Africa’s Business Heroes (ABH) Prize Competition, a flagship philanthropic initiative sponsored by the Jack Ma Foundation and Alibaba Philanthropy, just announced the Top 3 winners of the 2022 ABH awards for talented African entrepreneurs selected from 21,000 applications from all 54 African countries this year.
South Africa has been participating since inception of ABH in 2019, but this year is the first time South African entrepreneurs ended up in the Top 10 and both won each 100,000 grants plus a 10,000 USD top up received by each participant making a total of US$220,000 for both. This is a call to more South African start-ups to participate in upcoming editions to reap from the benefits of this grant & training opportunity.
Ms. Elmarie Pereira, Chief Operations Executive, Co-Founder & Acting CEO of Memeza Shout (PTY) Ltd (South Africa) was one of South African entrepreneurs that emerged among top 10 winners in a pan-African entrepreneurship competition. The winners were chosen from a pool of over 21,000 applications received from all 54 countries in Africa, after several rounds of rigorous evaluation conducted by over 230 judges for 7 months. All the Top 10 entrepreneurs are truly inspiring and are a testament to the talent, resilience, innovation, and passion of African entrepreneurs.
Let’s start with what you would tell other female entrepreneurs who might be apprehensive about entering such competitions such as Africa’s Business Heroes (ABH)?

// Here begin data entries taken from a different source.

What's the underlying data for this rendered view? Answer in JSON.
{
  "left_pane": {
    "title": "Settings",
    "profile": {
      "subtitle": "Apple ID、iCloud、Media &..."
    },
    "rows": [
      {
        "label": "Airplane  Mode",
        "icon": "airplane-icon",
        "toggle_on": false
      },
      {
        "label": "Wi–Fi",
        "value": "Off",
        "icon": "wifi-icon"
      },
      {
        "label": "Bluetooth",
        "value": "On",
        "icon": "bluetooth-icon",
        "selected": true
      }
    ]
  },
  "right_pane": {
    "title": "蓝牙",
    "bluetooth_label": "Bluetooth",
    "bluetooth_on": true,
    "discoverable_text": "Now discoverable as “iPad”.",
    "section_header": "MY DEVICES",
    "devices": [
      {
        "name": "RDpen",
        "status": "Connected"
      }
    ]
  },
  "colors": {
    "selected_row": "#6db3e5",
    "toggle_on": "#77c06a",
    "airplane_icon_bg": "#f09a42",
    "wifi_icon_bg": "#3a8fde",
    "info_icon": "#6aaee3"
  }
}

I would say to other female entrepreneurs, this is one chance in a lifetime, take it! It is the most thorough and comprehensive competition we have ever taken part in. The learnings we took from this process have really elevated our business and ourselves as business owners.
Where did you hear about ABH from and what prompted you to enter?
We heard about Africa’s Business Heroes (ABH) through our entrepreneurship networks in 2021, and applied in 2021 but only made it to the top 50. In 2022 we decided to apply again, and this time made it to the top 10. What prompted us to enter the competition was similar reasons why Memeza was started. Both founders come from a history of Gender Based Violence (GBV) and this was our call to action – to give people a voice to SHOUT for help. Entering the ABH competition means that we can scale our impact.
Tell us about the journey you embarked on with ABH and what that looked like as the months went by? How were you feeling?
As mentioned above, we first applied in 2021, but only made it to the top 50. However, as women that do not give up, in 2022 we applied again and made it to the top 10! What a journey! It was 8 months of continuously being tasked to up your game, improve your pitching skills, prove your business processes plus ensure your governance is intact and really look at your business model for success. The PWC audit ABH put us through was intense, however very valuable to identify where we need to improve our processes as a business. Feelings ranged from overjoyed to extremely frustrated…but it was all part of the journey to getting better at running our business and competing with other amazing businesses. Looking back, it was a very educational and learning experience for me as a female business owner and I am so grateful that we had this opportunity.
Please tell us about your company and what you do exactly?
Memeza locally develops and manufactures SA’s first Public Alarm System, endorsed by the Government of South Africa and linked to community response networks. It enables communities to self-police and improves police response times to crime.
Our locally developed intelligence-gathering & survey software is aimed at large-scale surveys. We measure liquor outlet compliance in townships and follow that with impact-intervention projects while working collaboratively with the Liquor Industry.
To date we have reduced GBV by 26%, reduced murder rate by 9% and sped up police response times by 35 minutes, to 7 minutes, through the Memeza Community Policing Alarm system piloted in Diepsloot, Johannesburg. We created 3,450 youth income opportunities at a community level in the past 3 years through large-scale survey and intelligence gathering projects. We created a 7% improvement of the safety of women and children in and around taverns in townships through intervention programmes and we succeeded in 98% prevention of educational ICT theft in 250+ no-fee-paying schools.
Does your company only have presence in South Africa, and if not, where else and why those countries?
Currently we are only in South Africa, however our strategy is based on moving into our neighbouring countries within the next 3 years. In Africa, and around the world, GBV and crime is an issue for all nations, thus our solution is applicable and much needed by other countries.
With the US$100K grant money you’ve received – what do you plan on doing with it? Tell us how the future looks from here?
We will use the winnings to scale our team and operations. Our aim in the next 5 years is to create 10,000 community jobs and income opportunities, secure 6,000 schools’ educational computer equipment, provide safety technology to 15,000 vulnerable homes and small businesses and grow our human talent to 150 permanent Memeza safety warriors.